We can test this by calculating the t statisic:

$$t^* = \frac{b_p}{SE_{b_p}} \sim t(n-p)$$

Then we can look up the corresponding p-value in the t-table with $n - p$ degrees of freedom. If the p-value is less than a given alpha it is statistically significant. Let's check whether or not our coefficients in our Ames housing model are significant using an $\alpha = 0.05$. Remember, you can get the SE, the t-statistic, and the corresponding p value from the output of `fit`.

In [15]:
model.fit(ames)

Unnamed: 0,Coefficients,SE,t,p
Gr Liv Area,136.360903,2.246764,60.692142,0.0
Bedroom AbvGr,-29149.10966,1372.13519,-21.243614,2.926484e-93
Intercept,59496.235786,3741.249056,15.902773,0.0


As we can see, both living area and number of bedrooms have p-values less than 0.05. Formally:

We can conclude that there is a difference in the mean housing price associated with each additional square foot increase, adjusting for the number of bedrooms.
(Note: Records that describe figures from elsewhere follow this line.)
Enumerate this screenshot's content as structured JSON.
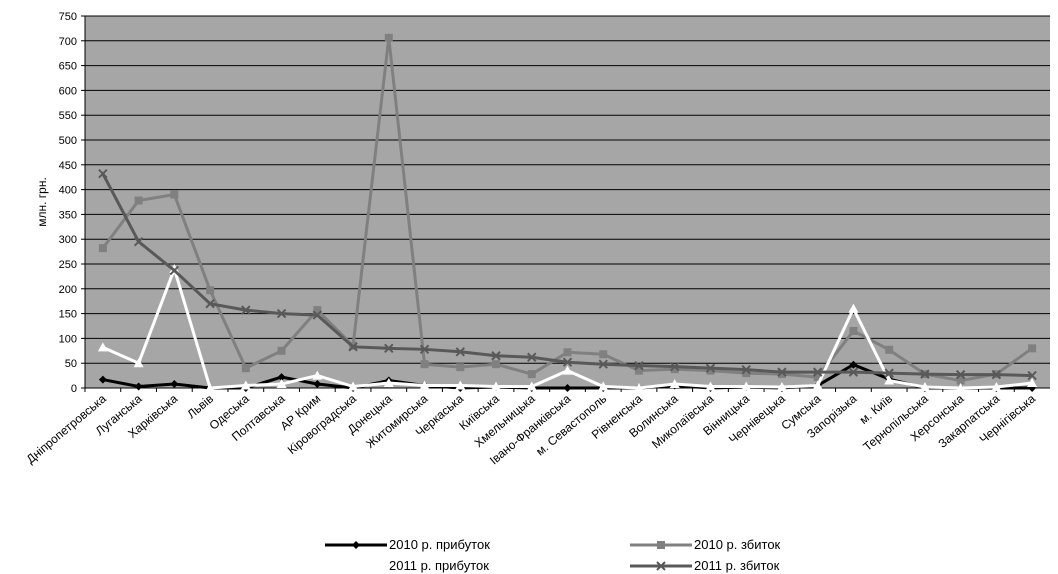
{
  "chart_data": {
    "type": "line",
    "y_label": "млн. грн.",
    "categories": [
      "Дніпропетровська",
      "Луганська",
      "Харківська",
      "Львів",
      "Одеська",
      "Полтавська",
      "АР Крим",
      "Кіровоградська",
      "Донецька",
      "Житомирська",
      "Черкаська",
      "Київська",
      "Хмельницька",
      "Івано-Франківська",
      "м. Севастополь",
      "Рівненська",
      "Волинська",
      "Миколаївська",
      "Вінницька",
      "Чернівецька",
      "Сумська",
      "Запорізька",
      "м. Київ",
      "Тернопільська",
      "Херсонська",
      "Закарпатська",
      "Чернігівська"
    ],
    "series": [
      {
        "name": "2010 р. прибуток",
        "color": "#000000",
        "marker": "diamond",
        "values": [
          17,
          3,
          8,
          0,
          0,
          22,
          8,
          0,
          15,
          5,
          0,
          2,
          0,
          0,
          0,
          0,
          5,
          0,
          2,
          0,
          5,
          47,
          18,
          0,
          0,
          0,
          0
        ]
      },
      {
        "name": "2010 р. збиток",
        "color": "#808080",
        "marker": "square",
        "values": [
          282,
          378,
          390,
          197,
          40,
          75,
          157,
          85,
          706,
          48,
          42,
          48,
          28,
          72,
          68,
          35,
          38,
          35,
          30,
          28,
          22,
          115,
          77,
          28,
          15,
          28,
          80
        ]
      },
      {
        "name": "2011 р. прибуток",
        "color": "#ffffff",
        "marker": "triangle",
        "values": [
          82,
          50,
          240,
          0,
          5,
          8,
          25,
          3,
          10,
          5,
          5,
          3,
          3,
          35,
          3,
          0,
          8,
          3,
          3,
          2,
          5,
          160,
          15,
          2,
          0,
          2,
          10
        ]
      },
      {
        "name": "2011 р. збиток",
        "color": "#595959",
        "marker": "x",
        "values": [
          432,
          295,
          237,
          170,
          157,
          150,
          147,
          83,
          80,
          78,
          73,
          65,
          62,
          52,
          48,
          45,
          43,
          40,
          37,
          32,
          32,
          32,
          30,
          28,
          27,
          27,
          25
        ]
      }
    ],
    "ylim": [
      0,
      750
    ],
    "yticks": [
      0,
      50,
      100,
      150,
      200,
      250,
      300,
      350,
      400,
      450,
      500,
      550,
      600,
      650,
      700,
      750
    ],
    "grid": true,
    "plot_background": "#a6a6a6"
  }
}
We can conclude that there is a difference in the mean housing price associated with each additional bedroom, adjusting for the living area.

### Confidence Intervals
Just like simple linear regression, we can calculate confidence intervals for multiple linear regression. These confidence intervals can give us a range of values where the true mean lies based on our estimated mean with a given confidence level. For each coefficient, we can calculate the confidence interval with the following equation:

$$b_p \pm t^*SE_{b_p}$$

where $SE_{b_p} = \frac{s}{\sum(x_{ip} - \bar{x_p})^2}$ 

Let's calculate and interpret the confidence intervals for Ames housing model using SALMON. To do this, you can use the function `slope_confidence_intervals()`. This function defaults to 95% confidence intervals but you can change it but passing in the confidence interval into the `conf` parameter. _e.g._ `slope_confidence_intervals(conf=.8)`

In [13]:
model.slope_confidence_intervals()

Unnamed: 0,2.5%,97.5%
Gr Liv Area,131.955505,140.766301
Bedroom AbvGr,-31839.557753,-26458.661568
Intercept,52160.488943,66831.982628


For the living area, we are 95% confident that, for each additional square foot, the true mean house price increase between \$132 and \$141, adjusting for the number of bedrooms.

For the number of bedrooms, we are 95% confident that, for each additional bedroom, the true mean house price decreases between \$31840 and \$26459, adjusting for the living area.